An appropriate comparison here was encapsulated in an animation we made several years ago called A Tale of Two Chickens, comparing the price of an organic and pasture-fed chicken on sale in a supermarket in Northern California with its factory-farmed equivalent. There was a four-fold price difference between the two birds.
In making this point I have no wish to criticise the conventional dairy farming community; many of those farmers are personal friends and they have had little choice but to follow the best business case which has resulted in them becoming ever more intensive. In the circumstances – in other words in the absence of the application of the polluter pays principle – the opportunity to produce a relatively expensive artisan cheddar accessible to a committed niche customer base will inevitably be limited.
Writing this, I have absolutely no idea how things are going to play out during the next few months. The worst-case scenario is that a very significant percentage of the wonderful community of artisan cheese-makers could be forced out of business.
An alternative scenario, and the one that I obviously would prefer, would be for an upsurge of citizen commitment to purchasing local, sustainable and artisanal foods, motivated by the shock of the sudden interruption that we are all experiencing right now of our globalised food system.
The likelihood of this outcome could be significantly enhanced by some kind of government intervention, perhaps initially through price support for these producers and afterwards through the introduction of the polluter pays principle, the redirection of subsidies to support sustainable and artisan producers, mirrored by a massive commitment to preferential purchase of sustainably produced food for all meals served on the public plate, including schools, hospitals, care homes and prisons.
Realistically, none of those interventions are likely to happen in the short or even the medium term, so we will be left with the only really potent vehicle for change, namely citizen action.

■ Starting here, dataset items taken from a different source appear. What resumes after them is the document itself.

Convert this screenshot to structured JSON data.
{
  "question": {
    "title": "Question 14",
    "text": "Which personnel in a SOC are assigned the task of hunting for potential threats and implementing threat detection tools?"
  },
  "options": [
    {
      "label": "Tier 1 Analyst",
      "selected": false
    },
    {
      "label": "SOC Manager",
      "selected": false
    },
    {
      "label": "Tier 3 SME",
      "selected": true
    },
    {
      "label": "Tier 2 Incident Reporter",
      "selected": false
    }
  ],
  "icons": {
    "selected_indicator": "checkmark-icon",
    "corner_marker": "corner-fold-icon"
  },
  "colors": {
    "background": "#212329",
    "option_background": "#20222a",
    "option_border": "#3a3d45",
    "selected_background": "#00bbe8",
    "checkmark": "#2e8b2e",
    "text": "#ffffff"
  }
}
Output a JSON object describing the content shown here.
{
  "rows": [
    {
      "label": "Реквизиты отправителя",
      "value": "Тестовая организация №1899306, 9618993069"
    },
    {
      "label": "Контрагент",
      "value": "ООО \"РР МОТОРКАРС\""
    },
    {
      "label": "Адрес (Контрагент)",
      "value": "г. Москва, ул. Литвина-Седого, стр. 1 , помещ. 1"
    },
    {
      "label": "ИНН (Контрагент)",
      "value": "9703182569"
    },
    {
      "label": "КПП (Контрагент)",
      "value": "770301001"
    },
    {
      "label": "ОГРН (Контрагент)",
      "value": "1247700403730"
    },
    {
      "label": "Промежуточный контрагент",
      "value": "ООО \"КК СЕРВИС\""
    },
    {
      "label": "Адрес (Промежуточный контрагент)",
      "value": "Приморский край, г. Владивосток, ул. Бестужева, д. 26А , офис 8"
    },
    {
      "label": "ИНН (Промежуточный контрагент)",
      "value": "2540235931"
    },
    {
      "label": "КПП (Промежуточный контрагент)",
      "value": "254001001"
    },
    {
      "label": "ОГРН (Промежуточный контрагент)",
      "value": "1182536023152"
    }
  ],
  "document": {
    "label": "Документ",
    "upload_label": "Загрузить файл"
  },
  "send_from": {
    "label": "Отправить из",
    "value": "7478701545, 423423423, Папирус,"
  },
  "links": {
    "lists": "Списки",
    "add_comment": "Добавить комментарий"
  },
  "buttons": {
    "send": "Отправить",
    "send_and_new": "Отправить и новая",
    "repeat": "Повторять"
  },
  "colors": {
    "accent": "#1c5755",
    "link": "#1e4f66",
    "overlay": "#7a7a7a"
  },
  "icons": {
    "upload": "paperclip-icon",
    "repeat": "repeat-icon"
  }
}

Of course, this needs to be combined with actions from the producers themselves, including a switch to online and mail order marketing, pop-up farm shops, food distribution hubs, and a list of innovations that will expand in direct response to the ingenuity of the food producing community. We at the Sustainable Food Trust will do everything we can to encourage and support the citizen-based renaissance of sustainable food sourcing using all the channels I have described.